Publié le Mis à jour le
Écrit par Richard Beaune

Celui qui a donné un nouveau souffle à la musique baroque Jean-Claude Malgoire était de retour à la Chaise-Dieu et y a conduit deux fois La Passion selon Saint-Matthieu de Bach avec son ensemble la Grande Ecurie et la Chambre du Roy qui, comme le festival, fêtait ses cinquante ans. 

"C'est l'une des 4 ou 5 plus grandes œuvres de la musique classique, et surtout de la musique religieuse." a commencé par nous dire le chef Jean-Claude Malgoire quand on lui demandait de nous présenter La Passion selon Matthieu de Bach. Il nous raconte aussi que Bach l'a "écrite à deux chœurs, deux orchestres qui se répartissent solistes, chœurs, orchestres, et c'est assez spectaculaire, déjà sur la répartition sonore." C'est bien sûr ainsi que l'a présentée Jean-Claude Malgoire samedi et dimanche dans l'Abbatiale Saint-Robert à la Chaise-Dieu. 

Pour cette Passion, La Grande Ecurie et La Chambre du Roy a travaillé avec le Choeur de Chambre de Namur

Le texte biblique de l'Evangile retrace les souffrances et la mort du Christ à travers son procès, sa crucifixion et sa mise au tombeau.
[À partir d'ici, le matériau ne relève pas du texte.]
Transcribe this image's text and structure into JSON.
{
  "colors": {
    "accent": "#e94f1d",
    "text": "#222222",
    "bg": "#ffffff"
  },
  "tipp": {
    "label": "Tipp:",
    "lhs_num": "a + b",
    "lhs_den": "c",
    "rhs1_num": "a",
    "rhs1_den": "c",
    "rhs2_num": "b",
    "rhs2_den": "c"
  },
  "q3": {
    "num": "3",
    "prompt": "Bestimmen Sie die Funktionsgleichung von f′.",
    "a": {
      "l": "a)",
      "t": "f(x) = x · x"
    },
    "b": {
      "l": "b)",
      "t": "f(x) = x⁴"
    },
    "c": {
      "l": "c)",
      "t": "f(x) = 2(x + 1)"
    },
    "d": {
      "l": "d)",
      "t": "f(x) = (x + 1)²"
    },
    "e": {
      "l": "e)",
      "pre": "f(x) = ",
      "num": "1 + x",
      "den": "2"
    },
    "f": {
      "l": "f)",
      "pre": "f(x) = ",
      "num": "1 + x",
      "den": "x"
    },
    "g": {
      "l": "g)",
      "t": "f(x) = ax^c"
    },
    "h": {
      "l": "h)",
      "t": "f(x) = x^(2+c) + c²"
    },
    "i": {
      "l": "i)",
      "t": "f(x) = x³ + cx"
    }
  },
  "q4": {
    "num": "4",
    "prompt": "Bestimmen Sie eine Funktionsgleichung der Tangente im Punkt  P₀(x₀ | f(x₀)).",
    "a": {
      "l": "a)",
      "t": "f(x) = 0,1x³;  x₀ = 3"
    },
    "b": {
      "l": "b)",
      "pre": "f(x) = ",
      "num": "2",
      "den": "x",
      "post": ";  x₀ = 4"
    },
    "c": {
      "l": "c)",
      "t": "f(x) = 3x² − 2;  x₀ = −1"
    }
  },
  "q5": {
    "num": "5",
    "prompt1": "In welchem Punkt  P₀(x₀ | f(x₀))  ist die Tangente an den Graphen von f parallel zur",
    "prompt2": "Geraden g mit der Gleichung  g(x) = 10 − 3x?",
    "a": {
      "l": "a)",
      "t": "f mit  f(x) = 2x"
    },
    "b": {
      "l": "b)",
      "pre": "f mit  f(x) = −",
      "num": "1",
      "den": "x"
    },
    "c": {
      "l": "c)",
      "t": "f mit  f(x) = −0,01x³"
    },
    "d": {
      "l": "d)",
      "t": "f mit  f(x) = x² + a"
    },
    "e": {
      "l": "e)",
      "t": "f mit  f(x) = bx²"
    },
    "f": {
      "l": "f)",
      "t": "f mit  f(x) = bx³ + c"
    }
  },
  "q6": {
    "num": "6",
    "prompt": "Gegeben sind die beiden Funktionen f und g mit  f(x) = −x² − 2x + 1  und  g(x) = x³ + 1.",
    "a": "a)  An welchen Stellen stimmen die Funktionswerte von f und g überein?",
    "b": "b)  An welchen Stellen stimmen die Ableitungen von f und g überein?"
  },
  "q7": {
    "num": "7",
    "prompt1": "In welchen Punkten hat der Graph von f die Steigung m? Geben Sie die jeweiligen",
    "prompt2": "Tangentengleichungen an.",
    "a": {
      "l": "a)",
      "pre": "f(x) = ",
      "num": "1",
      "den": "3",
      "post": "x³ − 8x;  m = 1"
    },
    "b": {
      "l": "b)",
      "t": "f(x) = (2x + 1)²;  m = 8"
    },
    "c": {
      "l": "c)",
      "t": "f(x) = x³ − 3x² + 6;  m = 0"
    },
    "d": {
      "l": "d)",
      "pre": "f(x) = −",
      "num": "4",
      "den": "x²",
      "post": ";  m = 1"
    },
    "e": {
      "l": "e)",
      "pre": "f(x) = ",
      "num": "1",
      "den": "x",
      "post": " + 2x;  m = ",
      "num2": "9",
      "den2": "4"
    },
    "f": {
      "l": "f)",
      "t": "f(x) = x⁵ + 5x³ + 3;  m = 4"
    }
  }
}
Le choeur intervient tour à tour pour interprêter la foule qui demande à Pilate la mise à mort du Christ ou les disciples qui pleurent la mort de leur guide. 

Sept solistes se partagent le reste des personnages qui interviennent tout au long de l'histoire.

Certains airs de cette partition font partie des plus beaux airs de la musique classique comme le Erbarme Dich et d'ailleurs  la version qu'en a donné le soliste alto Jean-Michel Fumas samedi soir était d'une beauté à couper le souffle.

Jean-Claude Malgoire fait partie des chefs historiques du Festival de la Chaise-Dieu. 

A lire également: Le festival de la Chaise-Dieu souffle ses bougies en choeur

Il a fondé son orchestre La Grande Ecurie & La Chambre du Roy alors que le festival émettait ses premiers balbutiements en 1966. Ces deux concerts revêtaient donc un caractère tout à fait particulier


 

A la viole, le soliste Andréas Linos accompagne le baryton-basse Benoît Arnould qui, bien que souffrant a assuré le concert.